History would be a wonderful thing - if it were only true. -Tolstoy


We're in the midst of the busy season here.  When everything gears up for the end of school, the beginning of summer, packing everything and anything into our weeks.  There are doctor and dentist appointments, soccer games and practices, the never ending quasi-school science fair.  There are oodles of outdoor activities.  Stella went to a horse clinic so I'm sure she'll be pushing for those lessons.  I'm looking back longingly at the days we had the plague and HAD to stay home away from all other human beings. 

And since it's near the end of the traditional school year, I'm of course planning out some new school stuff to do with the kids.  We don't really take summers off, though when it gets too hot in our south facing, no air conditioning house we don't do school work.  That's because mom is heat intolerant and can't concentrate so she calls off all work requiring thought of any kind.  The kids never argue for some reason... 

Anyway, we've started working on a history timeline starting with the Big Bang (the actual event, not the show, though we do like and watch the show, it's not really relevant historically.)  I always thought history was BORING as a kid.  Dates this, wars that, blah, blah, snore zzzzzzzzzzzzzzz.  Then as an adult, I realized that it is FASCINATING.  I want my kids to have the fascinating, not the boring.

To start I got out my big timeline book, The History of the World (note, book, not the Mel Brooks movie, again, the movie being less relevant historically.) Well, our book doesn't start until 4000 BCE, so we haven't actually gotten to that yet but this is what I'm going to use to make sure we hit all the big events in the history of our world.  So far, I'm doing it through picture books, historical fiction, documentaries. This website has been a great resource for finding applicable books. 
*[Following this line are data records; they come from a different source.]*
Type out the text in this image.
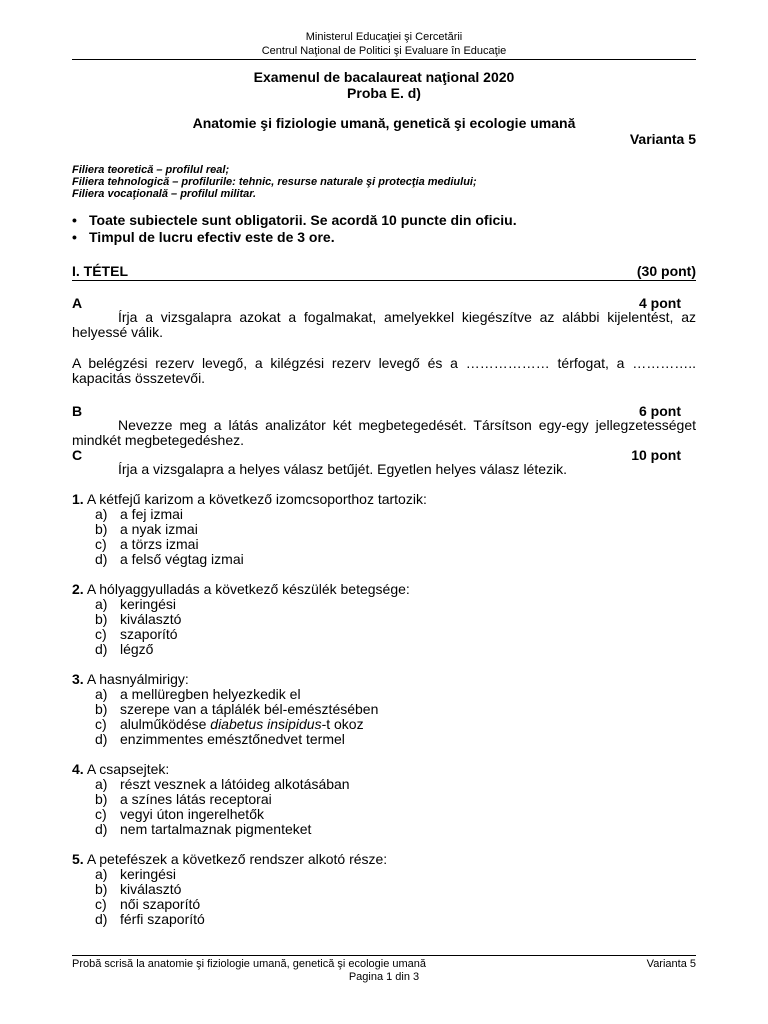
Ministerul Educaţiei şi Cercetării
Centrul Naţional de Politici şi Evaluare în Educaţie
Examenul de bacalaureat naţional 2020
Proba E. d)
Anatomie şi fiziologie umană, genetică şi ecologie umană
Varianta 5
Filiera teoretică – profilul real;
Filiera tehnologică – profilurile: tehnic, resurse naturale şi protecţia mediului;
Filiera vocaţională – profilul militar.
• Toate subiectele sunt obligatorii. Se acordă 10 puncte din oficiu.
• Timpul de lucru efectiv este de 3 ore.
I. TÉTEL	(30 pont)
A	4 pont
Írja a vizsgalapra azokat a fogalmakat, amelyekkel kiegészítve az alábbi kijelentést, az helyessé válik.
A belégzési rezerv levegő, a kilégzési rezerv levegő és a ……………… térfogat, a ………….. kapacitás összetevői.
B	6 pont
Nevezze meg a látás analizátor két megbetegedését. Társítson egy-egy jellegzetességet mindkét megbetegedéshez.
C	10 pont
Írja a vizsgalapra a helyes válasz betűjét. Egyetlen helyes válasz létezik.
1. A kétfejű karizom a következő izomcsoporthoz tartozik:
a) a fej izmai
b) a nyak izmai
c) a törzs izmai
d) a felső végtag izmai
2. A hólyaggyulladás a következő készülék betegsége:
a) keringési
b) kiválasztó
c) szaporító
d) légző
3. A hasnyálmirigy:
a) a mellüregben helyezkedik el
b) szerepe van a táplálék bél-emésztésében
c) alulműködése diabetus insipidus-t okoz
d) enzimmentes emésztőnedvet termel
4. A csapsejtek:
a) részt vesznek a látóideg alkotásában
b) a színes látás receptorai
c) vegyi úton ingerelhetők
d) nem tartalmaznak pigmenteket
5. A petefészek a következő rendszer alkotó része:
a) keringési
b) kiválasztó
c) női szaporító
d) férfi szaporító
Probă scrisă la anatomie şi fiziologie umană, genetică şi ecologie umană	Varianta 5
Pagina 1 din 3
And, following my organizational pattern, I have a table! Too bad tables don't make blogs sizzle because I have lots of those in my life.  Anyway, here's where we are at:


13-4 billion years BP
Born with a bang : the universe tells our cosmic story : book 1 / by Jennifer Morgan

4600-500 million yrs BP
From lava to life : the universe tells our earth story : book 2 / by Jennifer Morgan

65 million yrs BP-present
Mammals who morph : the universe tells our evolution story : book 3 / by Jennifer Morgan
Queue 1

3.2 million yrs BP
Lucy long ago : uncovering the mystery of where we came from / by Catherine Thimmesh.
Queue 2
Pleistocene era
2.588 million (±5,000) to 12,000 years before present (BP)
11,000 years lost / Peni R. Griffin.

Hunters of North America
4000-3000 BCE

4000-3000 BCE
If Stones Could Speak, Unlocking The Secrets of Stonehenge

4000-3000 BCE
DK Eyewitness Mesopotamia by Philip Steele and John Farndon; The golden bull / Marjorie Cowley (2600BCE)

India (indus)
4000-3000 BCE

4000-3000 BCE

China (Yellow River)
4000-3000 BCE

4000-3000 BCE


Hatshepsut, his majesty, herself / by Catherine M. Andronik (1475BCE)

Then and Now: The Wonders of the Ancient World Brought to Life in Vivid See-Through Reconstructions

I'm thinking we'll be doing a big timeline down the hall where they can put up the events as we read/study them.  I am planning on using this scale so that, well, I don't have to figure it out myself or buy a big, expensive timeline.  Yes, I am both lazy and cheap - or as the Girl Scouts would say, I'm "using resources wisely."  Yes, that does sound better than lazy and cheap, if less fitting.

So far the kids are loving it.  Not sure if it's because of the actual materials or because they get to lie in bed with me at night and be read to for half an hour or so.  Either way, they like it and are learning so I'm calling it a win!

Curriculum junkies note: I know about Story of the World but it's not as exciting as some things I've found, and a bit too Christian at times.  I realize Christianity is part of history, but how it is presented matters to me.  I don't like the story of Abraham or Moses presented as fact and other stories presented as myth.  Even if I was Christian, those stores would still be parables to me, not factual accounts of history.  I don't mind them in the context of a story, it goes to cultural literacy, it just how it is presented that bothers me.  Anyhow, I will be using it some, just not exclusively.  And, I've ordered History Odyssey, The Ancients.  I'll see how that goes and if I'll do subsequent volumes.